You should always place the best screening process while choosing the members of your management team. An efficient and well-qualified management team will help convert your idea into reality.
Presentation of the business plan
The presentation that you are planning to show the investors while pitching should be attractive and informative. There should be proper graphical representations, charts, projections, and several informative inputs that support your idea.
You need to draw the right picture of your idea to your investors. Your pitch presentation is the only way by which your idea and the investors can connect.
The consumption and spending pattern of the general population is dynamic. As days go by, humans try to adapt to change.

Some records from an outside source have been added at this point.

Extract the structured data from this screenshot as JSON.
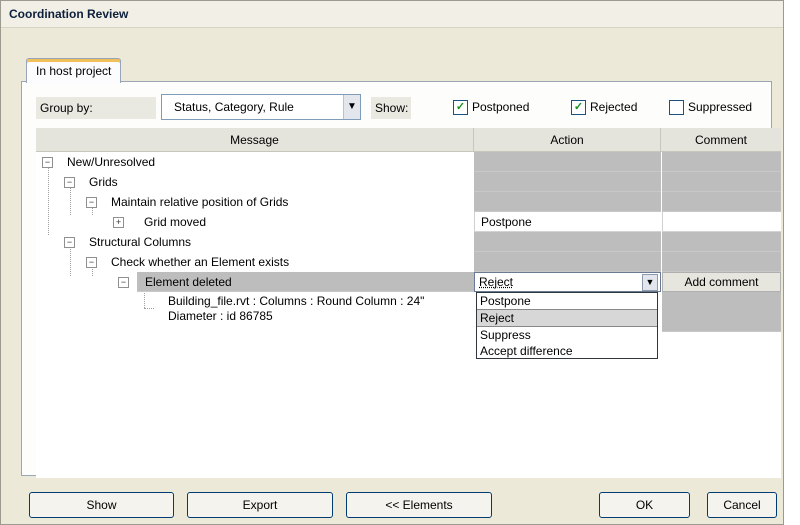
{
  "window": {
    "title": "Coordination Review"
  },
  "tabs": [
    {
      "label": "In host project"
    }
  ],
  "toolbar": {
    "group_by_label": "Group by:",
    "group_by_value": "Status, Category, Rule",
    "show_label": "Show:",
    "filters": [
      {
        "label": "Postponed",
        "checked": true
      },
      {
        "label": "Rejected",
        "checked": true
      },
      {
        "label": "Suppressed",
        "checked": false
      }
    ]
  },
  "grid": {
    "columns": [
      "Message",
      "Action",
      "Comment"
    ],
    "rows": [
      {
        "label": "New/Unresolved",
        "action": "",
        "comment": ""
      },
      {
        "label": "Grids",
        "action": "",
        "comment": ""
      },
      {
        "label": "Maintain relative position of Grids",
        "action": "",
        "comment": ""
      },
      {
        "label": "Grid moved",
        "action": "Postpone",
        "comment": ""
      },
      {
        "label": "Structural Columns",
        "action": "",
        "comment": ""
      },
      {
        "label": "Check whether an Element exists",
        "action": "",
        "comment": ""
      },
      {
        "label": "Element deleted",
        "action": "Reject",
        "comment": "Add comment"
      },
      {
        "label": "Building_file.rvt : Columns : Round Column : 24\"",
        "label2": "Diameter : id 86785",
        "action": "",
        "comment": ""
      }
    ]
  },
  "action_dropdown": {
    "options": [
      "Postpone",
      "Reject",
      "Suppress",
      "Accept difference"
    ],
    "selected": "Reject"
  },
  "buttons": {
    "show": "Show",
    "export": "Export",
    "elements": "<< Elements",
    "ok": "OK",
    "cancel": "Cancel"
  }
}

The first time when the idea of humans reaching Mars or the Moon for leisure was shared, it seemed to be abstract, but Elon Musk stood by his firm belief, and now slowly people are starting to connect with his beliefs. The same goes for electric cars.
So you will have to look at the market opportunity before planning a business proposal. Investors want the return of their investment within a stipulated time.
If your idea is too ahead of time and doesn’t materialize at the decided span, then your startup may fail. So it is crucial to analyze the market first before pitching an idea to the investors.
It is always advisable to carry out a proper survey in the market before approaching the investors. The survey report helps the investors understand the demand for the product or service that you are planning to start.
If you are planning to start door to door pollution testing for vehicles, then conduct a survey and see whether people are ready to opt for the service if launched. This survey will also help narrow down the areas where the demand will be maximum.
Survey reports also portray the seriousness of the management towards the startup.
Return on investment
Investment in startups is always risky. So the return on investment for the investors must be high.
When you are preparing your pitch, make sure that you showcase a good return of investment and also mention concrete ways of achieving it.
Market reports and surveys should back your projections. Vague projections will not attract investors and funding may be declined.
Unique selling point
Imagine this. You have inherited a special land from your grandfather, which is situated next to a semi-active volcano. To capitalize on that, you plan to start an exotic wine company.
Now, the ashes from the volcano add a distinguished flavor to the grapes and make the wine produced from it very exotic. This will give you a competitive advantage in the market, and you can sell your product at a higher price.
This is your unique selling point or USP. Investors will get attracted to this advantage and be ready to fund your startup.
Percentage of ownership offered
Many investors don’t invest in a startup if a sufficient percentage of ownership is not offered. You will have to decide the percentage of ownership that you are ready to sacrifice in your startup to get the capital.
Good venture capital funds will help in the formation and running of your startup and they may demand higher ownership in return. If you feel that you need the connections and assistance of the expert team of the investor for the growth of your business, then you can offer a higher percentage of ownership.
Strong Leadership and a good management team will always attract more investors in the market. As a startup owner, you should understand and evaluate the startup investment criteria before accepting funding from any investor.
If the management feels that the investor wants to participate actively in decision making which may prevent the management to run the business smoothly, then they should decline the capital and look for better investors.
The bond between investor and management is essential for the success of the company.